[Footnote 63: Histoire générale de la philosophie, p. 433, ed. 1863.]

I think, with M. Cousin, that, rigorously and at bottom, there is here but one and the same system, but in appearance, and I say besides, in the opinion of its authors, the difference is great, and requires to be noticed. I postpone for the subject "Materialism," all that I have to say upon the subject of the so-called Pantheism, which admits no other existence than either that of the individualities that people the visible universe, or that of the primary matter whence they have issued. I occupy myself, at this moment, solely with the idealistic Pantheism.

Do we wish to behold a spectacle of how weak the human mind really is in the midst of all its grandeur, and of the limits which must finally and abruptly check its progress, however high its flight, we will read Plotinus, Spinoza, and Hegel, three martyrs to intellectual ambition, differing very much according to the difference of the eras and the nations to which they respectively belong, but similar in this point at least, that they ignore the visible world, and leave it behind them, to enter that world which dazzles their sight, where they plunge into a void in quest of what they call "Being!"

Two passions have impelled, are impelling, and will, probably, still occasionally impel men of eminent powers of mind to Pantheism: the passionate craving for an universal science, and the passionate longing for universal unity—feelings noble both, but illegitimate and incapable of satisfaction.

"I have resolved," said Spinoza, "to search if there exist a real Good, a Good capable, singly, of filling the entire soul after it shall have rejected all the rest—in a word, a Good that gives the soul, when the soul finds it and possesses it, the eternal and supreme happiness. … Man is essentially a being that thinks, and the highest degree of human knowledge ought to be the highest degree of human felicity. … My sources of enjoyment consist in the exercise of the reason." [Footnote 64]

[Footnote 64: Œuvres de Spinoza, French translation of M. Emile Saisset, vol. i, pp. 15, 16.]

What obliviousness of man's nature and of man's life! Man is not merely a being that thinks, but a being that feels, wills, and acts, a being moral and responsible for his acts, at the same time that he is a being of intelligence, and a being insatiate of knowledge. It is by his thought that he accounts to himself for his sentiments, and for the motives of his acts, but it is not from his thought that he derives either his sentiments or his liberty, neither does knowledge constitute his sole enjoyment. Spinoza mutilates man strangely when he places "the highest degree of human felicity in the highest degree of human knowledge." Man is more exacting than the philosopher, and it requires infinitely more to satisfy the most modest human soul than to satisfy the proudest mind. Infinitely more in respect of happiness, infinitely less in respect of science! Not that I would make their intellectual ambition a reproach to philosophers, even when it leads them astray. It is an honor to the human mind that it aspires higher than it can attain, that it torments itself in the struggle to carry its science into that invisible world, which it instinctively feels by anticipation, just as it does into that visible world that it sees.

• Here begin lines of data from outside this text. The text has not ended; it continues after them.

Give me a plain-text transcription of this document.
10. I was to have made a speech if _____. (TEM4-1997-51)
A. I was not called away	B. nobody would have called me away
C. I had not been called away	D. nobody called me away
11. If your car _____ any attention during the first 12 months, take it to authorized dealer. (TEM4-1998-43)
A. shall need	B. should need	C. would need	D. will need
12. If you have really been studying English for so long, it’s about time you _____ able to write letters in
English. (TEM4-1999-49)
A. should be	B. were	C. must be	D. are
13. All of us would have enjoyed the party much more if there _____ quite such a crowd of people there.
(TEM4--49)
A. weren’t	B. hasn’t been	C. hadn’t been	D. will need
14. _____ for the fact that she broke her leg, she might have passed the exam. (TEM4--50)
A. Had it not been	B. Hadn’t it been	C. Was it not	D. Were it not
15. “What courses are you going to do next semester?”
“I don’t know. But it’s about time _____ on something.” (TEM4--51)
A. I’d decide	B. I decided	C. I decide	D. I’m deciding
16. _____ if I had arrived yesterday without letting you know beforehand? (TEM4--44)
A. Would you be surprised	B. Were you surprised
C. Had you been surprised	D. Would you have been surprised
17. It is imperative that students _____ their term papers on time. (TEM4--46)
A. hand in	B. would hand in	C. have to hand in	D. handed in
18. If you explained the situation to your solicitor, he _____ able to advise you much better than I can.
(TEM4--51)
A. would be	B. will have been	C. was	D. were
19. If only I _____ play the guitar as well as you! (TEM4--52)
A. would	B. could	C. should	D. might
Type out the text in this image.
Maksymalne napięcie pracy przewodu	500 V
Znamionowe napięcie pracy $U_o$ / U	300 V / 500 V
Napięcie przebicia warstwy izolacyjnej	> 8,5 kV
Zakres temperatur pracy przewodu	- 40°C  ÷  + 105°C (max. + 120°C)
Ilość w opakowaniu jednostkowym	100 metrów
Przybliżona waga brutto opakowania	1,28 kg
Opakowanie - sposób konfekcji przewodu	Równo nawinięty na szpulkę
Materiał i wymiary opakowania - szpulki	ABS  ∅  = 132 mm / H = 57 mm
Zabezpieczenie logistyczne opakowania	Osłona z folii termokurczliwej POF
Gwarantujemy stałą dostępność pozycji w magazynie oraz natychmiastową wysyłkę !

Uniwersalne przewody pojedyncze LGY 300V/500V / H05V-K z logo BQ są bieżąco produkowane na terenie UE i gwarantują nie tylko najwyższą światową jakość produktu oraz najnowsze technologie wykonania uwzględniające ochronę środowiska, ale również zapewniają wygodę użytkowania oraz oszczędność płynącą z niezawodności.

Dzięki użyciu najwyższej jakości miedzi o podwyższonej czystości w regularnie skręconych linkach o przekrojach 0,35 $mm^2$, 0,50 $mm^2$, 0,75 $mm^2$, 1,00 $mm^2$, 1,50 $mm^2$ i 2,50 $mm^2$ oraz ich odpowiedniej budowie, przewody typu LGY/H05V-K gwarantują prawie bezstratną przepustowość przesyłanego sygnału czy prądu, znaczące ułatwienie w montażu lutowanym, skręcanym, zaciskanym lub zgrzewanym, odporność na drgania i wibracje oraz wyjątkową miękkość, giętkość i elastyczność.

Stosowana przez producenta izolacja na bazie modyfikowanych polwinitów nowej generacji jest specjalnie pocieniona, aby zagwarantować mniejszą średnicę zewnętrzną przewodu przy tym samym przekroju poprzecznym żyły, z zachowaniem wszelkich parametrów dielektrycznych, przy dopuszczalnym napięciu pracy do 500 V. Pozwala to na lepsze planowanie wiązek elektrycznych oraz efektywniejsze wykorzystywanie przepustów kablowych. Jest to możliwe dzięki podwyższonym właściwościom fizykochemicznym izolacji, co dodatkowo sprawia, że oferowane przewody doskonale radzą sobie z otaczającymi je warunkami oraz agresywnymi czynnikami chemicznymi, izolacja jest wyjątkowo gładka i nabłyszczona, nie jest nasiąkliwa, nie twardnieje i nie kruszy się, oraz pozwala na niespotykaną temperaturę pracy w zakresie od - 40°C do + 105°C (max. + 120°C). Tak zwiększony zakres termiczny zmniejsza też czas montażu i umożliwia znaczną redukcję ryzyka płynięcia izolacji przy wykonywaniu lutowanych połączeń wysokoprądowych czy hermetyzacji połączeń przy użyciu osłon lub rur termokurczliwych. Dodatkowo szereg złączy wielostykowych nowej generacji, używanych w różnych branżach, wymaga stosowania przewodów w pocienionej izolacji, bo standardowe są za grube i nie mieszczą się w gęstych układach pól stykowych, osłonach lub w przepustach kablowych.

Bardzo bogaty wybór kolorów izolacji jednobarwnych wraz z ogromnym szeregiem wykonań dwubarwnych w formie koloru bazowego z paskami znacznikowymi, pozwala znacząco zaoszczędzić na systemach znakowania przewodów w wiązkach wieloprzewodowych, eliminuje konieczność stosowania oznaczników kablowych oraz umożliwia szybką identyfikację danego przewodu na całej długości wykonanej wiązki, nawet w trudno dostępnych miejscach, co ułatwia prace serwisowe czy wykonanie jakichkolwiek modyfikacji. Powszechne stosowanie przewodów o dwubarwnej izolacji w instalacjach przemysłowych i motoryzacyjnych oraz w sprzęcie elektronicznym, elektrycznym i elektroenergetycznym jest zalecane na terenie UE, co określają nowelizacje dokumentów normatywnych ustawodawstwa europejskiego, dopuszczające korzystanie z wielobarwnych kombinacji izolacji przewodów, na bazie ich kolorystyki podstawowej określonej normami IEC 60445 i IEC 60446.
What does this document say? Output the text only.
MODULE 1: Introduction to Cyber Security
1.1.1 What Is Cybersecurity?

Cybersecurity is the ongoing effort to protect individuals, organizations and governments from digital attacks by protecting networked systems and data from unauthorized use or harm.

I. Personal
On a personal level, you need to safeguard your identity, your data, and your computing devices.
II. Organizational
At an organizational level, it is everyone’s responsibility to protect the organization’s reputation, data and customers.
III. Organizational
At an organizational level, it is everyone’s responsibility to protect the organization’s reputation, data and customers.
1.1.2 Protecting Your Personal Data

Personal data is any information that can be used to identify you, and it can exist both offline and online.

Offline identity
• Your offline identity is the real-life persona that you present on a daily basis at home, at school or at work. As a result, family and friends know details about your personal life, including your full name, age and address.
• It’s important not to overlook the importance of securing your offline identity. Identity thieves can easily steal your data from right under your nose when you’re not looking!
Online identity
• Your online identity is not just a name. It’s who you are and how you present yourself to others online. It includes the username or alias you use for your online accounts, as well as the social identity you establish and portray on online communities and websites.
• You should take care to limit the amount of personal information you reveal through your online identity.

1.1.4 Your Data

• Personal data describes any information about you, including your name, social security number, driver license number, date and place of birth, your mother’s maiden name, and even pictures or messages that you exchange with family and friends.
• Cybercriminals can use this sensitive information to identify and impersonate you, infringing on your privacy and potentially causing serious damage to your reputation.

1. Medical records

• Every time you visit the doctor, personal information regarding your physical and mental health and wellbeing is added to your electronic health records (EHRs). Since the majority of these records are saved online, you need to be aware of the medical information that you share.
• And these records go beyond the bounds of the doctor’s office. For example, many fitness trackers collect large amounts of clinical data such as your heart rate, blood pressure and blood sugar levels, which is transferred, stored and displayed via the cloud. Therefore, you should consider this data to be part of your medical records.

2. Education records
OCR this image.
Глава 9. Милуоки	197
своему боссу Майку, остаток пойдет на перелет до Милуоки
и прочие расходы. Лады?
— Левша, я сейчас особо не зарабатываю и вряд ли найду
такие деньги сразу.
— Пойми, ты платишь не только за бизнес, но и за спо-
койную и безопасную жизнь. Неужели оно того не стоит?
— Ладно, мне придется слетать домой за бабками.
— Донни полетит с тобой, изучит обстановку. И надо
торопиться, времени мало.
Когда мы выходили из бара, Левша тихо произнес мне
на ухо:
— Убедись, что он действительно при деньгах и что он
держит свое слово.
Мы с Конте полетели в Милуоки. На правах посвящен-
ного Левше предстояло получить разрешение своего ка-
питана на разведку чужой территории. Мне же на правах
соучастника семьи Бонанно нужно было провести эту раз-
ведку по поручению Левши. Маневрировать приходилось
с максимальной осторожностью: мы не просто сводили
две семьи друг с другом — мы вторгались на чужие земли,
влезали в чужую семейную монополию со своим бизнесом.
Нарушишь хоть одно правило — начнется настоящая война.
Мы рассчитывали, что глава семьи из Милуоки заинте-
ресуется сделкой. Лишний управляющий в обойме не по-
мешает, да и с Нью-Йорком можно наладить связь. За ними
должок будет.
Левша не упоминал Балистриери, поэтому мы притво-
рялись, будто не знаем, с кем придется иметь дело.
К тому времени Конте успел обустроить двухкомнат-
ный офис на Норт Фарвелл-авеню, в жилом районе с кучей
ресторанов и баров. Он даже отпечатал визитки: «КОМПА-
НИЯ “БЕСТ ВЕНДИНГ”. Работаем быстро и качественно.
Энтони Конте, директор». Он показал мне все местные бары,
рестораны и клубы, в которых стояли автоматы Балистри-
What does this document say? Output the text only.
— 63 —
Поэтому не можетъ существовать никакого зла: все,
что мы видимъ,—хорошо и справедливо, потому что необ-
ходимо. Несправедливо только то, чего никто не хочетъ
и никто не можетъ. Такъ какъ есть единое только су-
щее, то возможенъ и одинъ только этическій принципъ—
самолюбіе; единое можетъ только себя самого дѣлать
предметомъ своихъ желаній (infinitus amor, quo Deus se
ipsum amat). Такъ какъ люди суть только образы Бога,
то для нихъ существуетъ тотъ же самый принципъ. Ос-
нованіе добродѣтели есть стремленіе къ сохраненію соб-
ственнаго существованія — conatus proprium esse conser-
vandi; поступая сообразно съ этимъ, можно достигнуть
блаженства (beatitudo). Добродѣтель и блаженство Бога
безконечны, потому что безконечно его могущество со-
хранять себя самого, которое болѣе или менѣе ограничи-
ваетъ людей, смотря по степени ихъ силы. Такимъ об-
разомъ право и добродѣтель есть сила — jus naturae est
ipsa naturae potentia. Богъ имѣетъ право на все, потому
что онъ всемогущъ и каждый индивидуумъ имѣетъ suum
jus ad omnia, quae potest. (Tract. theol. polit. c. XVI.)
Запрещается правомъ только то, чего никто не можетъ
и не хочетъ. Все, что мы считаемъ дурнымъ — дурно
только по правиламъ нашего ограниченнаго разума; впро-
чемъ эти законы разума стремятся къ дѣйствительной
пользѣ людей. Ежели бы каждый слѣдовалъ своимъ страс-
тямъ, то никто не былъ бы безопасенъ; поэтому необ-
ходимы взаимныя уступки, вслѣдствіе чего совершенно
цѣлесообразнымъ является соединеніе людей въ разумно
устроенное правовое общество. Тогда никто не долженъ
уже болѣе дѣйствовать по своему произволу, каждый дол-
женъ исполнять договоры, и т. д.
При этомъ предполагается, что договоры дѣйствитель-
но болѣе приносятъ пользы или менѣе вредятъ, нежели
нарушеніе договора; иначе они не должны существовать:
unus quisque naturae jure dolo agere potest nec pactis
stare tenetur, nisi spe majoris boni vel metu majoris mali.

God granted to man this privilege; he implanted in his soul the ardent desire to know him and to possess him fully. But at the same time, God granted to men in general certain instincts and spontaneous beliefs which adequately satisfy this desire without the necessity of any profound study. What would have become of the human race if, in order to believe in God, to hope in him, and to pray to him, man had been obliged to wait until philosophers had resolved the problems which still weigh upon their genius? As God, in creating man free, took care that the maintenance of the general order in this world should not be completely abandoned to the disputes of men, so did he provide for the spiritual nourishment of mankind, without denying to the great ambitious ones of the earth either the prospect of a satisfaction more complete, or the right to search for it.